From the point of view of an orphan in Liberia, suburban America looks like paradise. But for Emmanuel, it is a paradise beyond reach; at his age he is unlikely to be adopted. For 13 others living in the same orphanage, however, the pictures could turn into reality — and salvation. Monrovia is essentially under siege. Food, clean water and medicine become scarcer by the day. These 13 children don't suffer any less than the rest of the population. The difference is that they could have a way out. They have been adopted by American parents. But a civil war stands between them and their new homes.
So far, the orphanage where they live has escaped the worst of the war. The woman in charge, Hannah Williams, 59, has heard mortars fly overhead to explode harmlessly in the ocean; none has landed nearby. As Williams shows a visitor around her place, she apologizes for the darkness. The orphanage has a generator, but no gas. Williams shares a double bed on wooden slats with four babies. The older kids have metal-frame bunk beds. The mattresses, where they exist, are inch-thick foam pads. Rambunctious kids have torn down pieces of the straw ceiling. Daylight shines through the corrugated tin roof.
Williams' main worries are food and medicine. During peacetime, she would get bulgur wheat from the World Food Program. Now she gets nothing. The price of a bag of rice has quintupled since the latest round of fighting began. Her storeroom holds only a half-bag of flour among empty drums of cooking oil. There's a well, but no chlorine to treat the water. Some of the kids have dysentery. Nearly 200 children depend on her. She barely manages to feed them once a day. "But why?" she asks. "Why can't the Americans help, since I've got these documents, to carry away the children?"

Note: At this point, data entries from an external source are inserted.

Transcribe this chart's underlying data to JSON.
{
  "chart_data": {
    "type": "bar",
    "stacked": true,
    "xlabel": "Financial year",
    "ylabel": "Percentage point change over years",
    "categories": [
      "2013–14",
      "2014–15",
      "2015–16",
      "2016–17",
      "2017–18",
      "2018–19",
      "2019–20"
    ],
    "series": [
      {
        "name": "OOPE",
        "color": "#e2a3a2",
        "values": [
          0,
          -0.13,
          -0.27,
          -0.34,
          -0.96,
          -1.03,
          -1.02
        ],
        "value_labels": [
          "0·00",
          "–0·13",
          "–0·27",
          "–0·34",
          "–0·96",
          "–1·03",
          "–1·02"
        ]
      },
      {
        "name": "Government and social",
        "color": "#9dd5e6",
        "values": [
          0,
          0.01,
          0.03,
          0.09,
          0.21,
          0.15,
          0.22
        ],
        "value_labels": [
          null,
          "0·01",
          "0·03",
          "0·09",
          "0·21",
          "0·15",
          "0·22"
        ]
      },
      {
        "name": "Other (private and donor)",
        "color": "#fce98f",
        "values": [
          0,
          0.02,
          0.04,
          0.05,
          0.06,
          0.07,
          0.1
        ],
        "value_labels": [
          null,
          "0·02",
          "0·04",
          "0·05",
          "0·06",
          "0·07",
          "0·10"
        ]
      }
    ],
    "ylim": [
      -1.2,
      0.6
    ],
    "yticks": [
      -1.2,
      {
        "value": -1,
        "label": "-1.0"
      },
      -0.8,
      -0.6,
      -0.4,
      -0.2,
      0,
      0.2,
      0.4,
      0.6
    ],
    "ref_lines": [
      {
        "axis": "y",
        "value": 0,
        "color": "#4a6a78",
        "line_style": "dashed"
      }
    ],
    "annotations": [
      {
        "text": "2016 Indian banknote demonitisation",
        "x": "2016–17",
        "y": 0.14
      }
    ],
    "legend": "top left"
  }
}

Under American immigration law, a child can only be adopted if his or her parents are dead or unable to provide support, and the U.S. embassy must look into each case — a process that even in normal times can take months. "While we remain concerned for these children, the ongoing violence makes conducting investigations impossible," says an embassy official. According to this official, there are several orphanages in Monrovia with a similar number of children awaiting investigation, but only a handful of cases are being processed.
Adoption organizations in the U.S., concerned about the rise in violence, keep pushing cases through. "We just want her here," says Ellen Carlson, a trainer for Wells Fargo in Long Lake, Minnesota, who has adopted Patience Williams, a big-eyed, 2-year-old Monrovian girl in short braids and a blue and white polka-dot dress. "We have her bed ready in her bedroom. We have her enrolled in her preschool. Her big sister is waiting for her little sister."
The Carlsons have used a photograph of Patience — who's suffering from anemia and severe diarrhea, and no longer has the energy she once had — to introduce her to friends and family in Minnesota. It was the Carlsons who put together the picture book for their new child, a kind of window that all the orphans have been peering through. The second-to-last page shows the Carlson's biological daughter, Zoe, beckoning from a gleaming hall, with the caption: "Come join us at preschool soon." The last page has only this text: "Generally, stories say 'The End' right here. But let's try this — 'The Beginning.'" For now, though, the new start will have to be delayed, probably until the Liberian civil war comes to its own end.